A cis-eQTL in AHI1 confers risk to schizophrenia in European populations.

作者信息

Ren Zhimin, Qiu Anli, Zhang Aiqi, Huang Lijun, Rao Shuquan

机构信息

Pediatrics Department, The Second Affiliated Hospital of Harbin Medical University, Harbin, 150086, China.

Department of respiration, Harbin Children's Hospital, Harbin, 150086, China.

出版信息

Neurosci Lett. 2016 Oct 6;632:130-5. doi: 10.1016/j.neulet.2016.08.050. Epub 2016 Aug 29.

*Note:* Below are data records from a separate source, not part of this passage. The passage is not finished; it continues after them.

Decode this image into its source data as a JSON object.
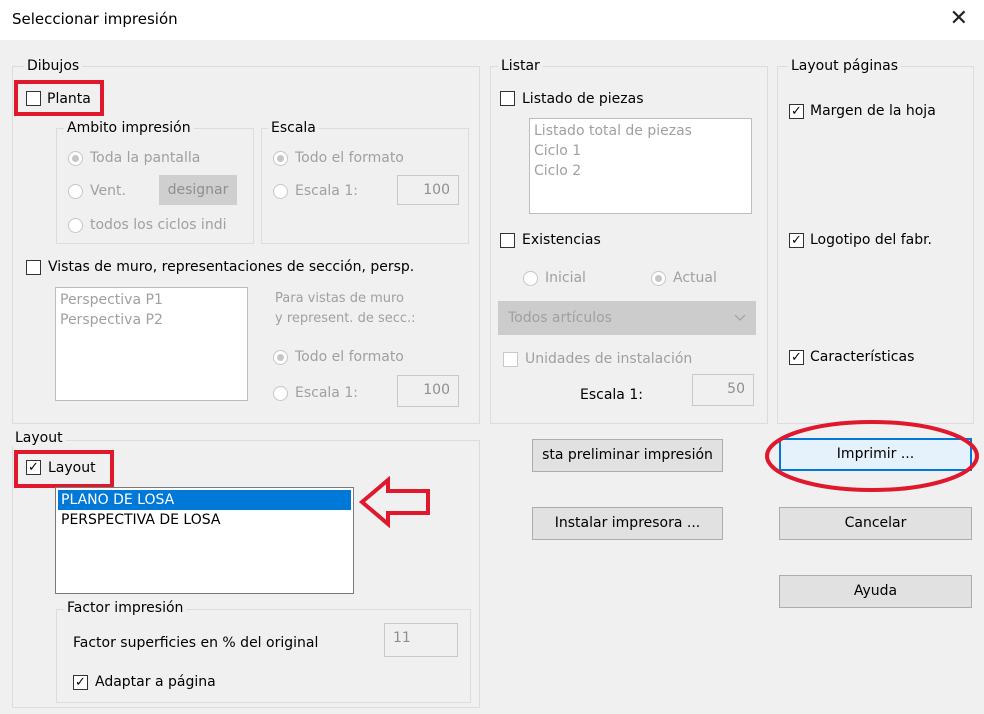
{
  "window": {
    "title": "Seleccionar impresión",
    "close_glyph": "✕"
  },
  "dibujos": {
    "group_label": "Dibujos",
    "planta": {
      "label": "Planta",
      "checked": false
    },
    "ambito": {
      "label": "Ambito impresión",
      "toda": "Toda la pantalla",
      "vent": "Vent.",
      "designar": "designar",
      "todos": "todos los ciclos indi"
    },
    "escala": {
      "label": "Escala",
      "todo": "Todo el formato",
      "escala": "Escala 1:",
      "value": "100"
    },
    "vistas": {
      "label": "Vistas de muro, representaciones de sección, persp.",
      "items": [
        "Perspectiva P1",
        "Perspectiva P2"
      ],
      "note1": "Para vistas de muro",
      "note2": "y represent. de secc.:",
      "todo": "Todo el formato",
      "escala": "Escala 1:",
      "value": "100"
    }
  },
  "listar": {
    "group_label": "Listar",
    "listado": {
      "label": "Listado de piezas",
      "items": [
        "Listado total de piezas",
        "Ciclo 1",
        "Ciclo 2"
      ]
    },
    "existencias": {
      "label": "Existencias",
      "inicial": "Inicial",
      "actual": "Actual"
    },
    "dropdown": {
      "value": "Todos artículos"
    },
    "unidades": {
      "label": "Unidades de instalación"
    },
    "escala": {
      "label": "Escala 1:",
      "value": "50"
    }
  },
  "layout_paginas": {
    "group_label": "Layout páginas",
    "margen": "Margen de la hoja",
    "logotipo": "Logotipo del fabr.",
    "caracteristicas": "Características"
  },
  "layout": {
    "group_label": "Layout",
    "checkbox": "Layout",
    "items": [
      "PLANO DE LOSA",
      "PERSPECTIVA DE LOSA"
    ],
    "factor": {
      "group_label": "Factor impresión",
      "label": "Factor superficies en % del original",
      "value": "11",
      "adaptar": "Adaptar a página"
    }
  },
  "buttons": {
    "preview": "sta preliminar impresión",
    "instalar": "Instalar impresora ...",
    "imprimir": "Imprimir ...",
    "cancelar": "Cancelar",
    "ayuda": "Ayuda"
  },
  "glyphs": {
    "check": "✓"
  },
  "annotations": {
    "color": "#e0182d"
  }
}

DOI:10.1016/j.neulet.2016.08.050
PMID:27585752
Abstract

Schizophrenia is a devastating mental disorder, with heritability as high as 80%. Although genome-wide association studies have identified multiple promising risk variants of schizophrenia, they could only explain a small portion of the disease heritability, and other variants with low to moderate effect remain to be identified. Abelson helper integration site 1 (AHI1) is highly expressed in mammals throughout the developing brain, with lower expression continuing into adulthood. Besides, previous evidence suggested that AHI1 expression was changed in schizophrenia patients. Furthermore, association signal between AHI1 variants and schizophrenia has been reported in several European samples. In the present study, we first analyzed two expression quantitative trait loci (eQTL) datasets in healthy individuals and investigated the associations of eQTL of AHI1 with schizophrenia in independent European samples. We observed that a cis-eQTL of AHI1, rs11154801, showed significant association with AHI1 expression in both datasets (P<5E-05). Genetic evidence exhibited that rs11154801 was significantly associated with schizophrenia risk in both the discovery sample (9394 cases and 12462 controls, P=0.046, OR=0.958, 95% CI=0.918-0.999) and the replication sample (3240 cases and 14786 controls, P=0.024, OR=0.949, 95% CI=0.870-0.990). When the discovery and replication samples were pooled together, this association was further strengthened (P=0.004, OR=0.949, 95% CI=0.916-0.983). These results suggested that AHI1 is likely a risk gene for schizophrenia, at least in European populations.

摘要

精神分裂症是一种极具破坏性的精神障碍,其遗传度高达80%。尽管全基因组关联研究已经确定了多个有潜力的精神分裂症风险变异,但它们只能解释该疾病遗传度的一小部分,其他具有低到中等效应的变异仍有待确定。阿贝尔森辅助整合位点1(AHI1)在整个发育中的大脑中在哺乳动物中高度表达,成年后表达持续降低。此外,先前的证据表明精神分裂症患者中AHI1表达发生了变化。此外,在几个欧洲样本中已经报道了AHI1变异与精神分裂症之间的关联信号。在本研究中,我们首先分析了健康个体中的两个表达定量性状位点(eQTL)数据集,并在独立的欧洲样本中研究了AHI1的eQTL与精神分裂症的关联。我们观察到,AHI1的一个顺式eQTL,rs11154801,在两个数据集中均与AHI1表达显示出显著关联(P<5E-05)。遗传证据表明,rs11154801在发现样本(9394例病例和12462例对照,P=0.046,OR=0.958,95%CI=0.918-0.999)和复制样本(3240例病例和14786例对照,P=0.024,OR=0.949,95%CI=0.870-0.990)中均与精神分裂症风险显著相关。当将发现样本和复制样本合并在一起时,这种关联进一步增强(P=0.004,OR=0.949,95%CI=0.916-0.983)。这些结果表明,AHI1可能是精神分裂症的一个风险基因,至少在欧洲人群中是这样。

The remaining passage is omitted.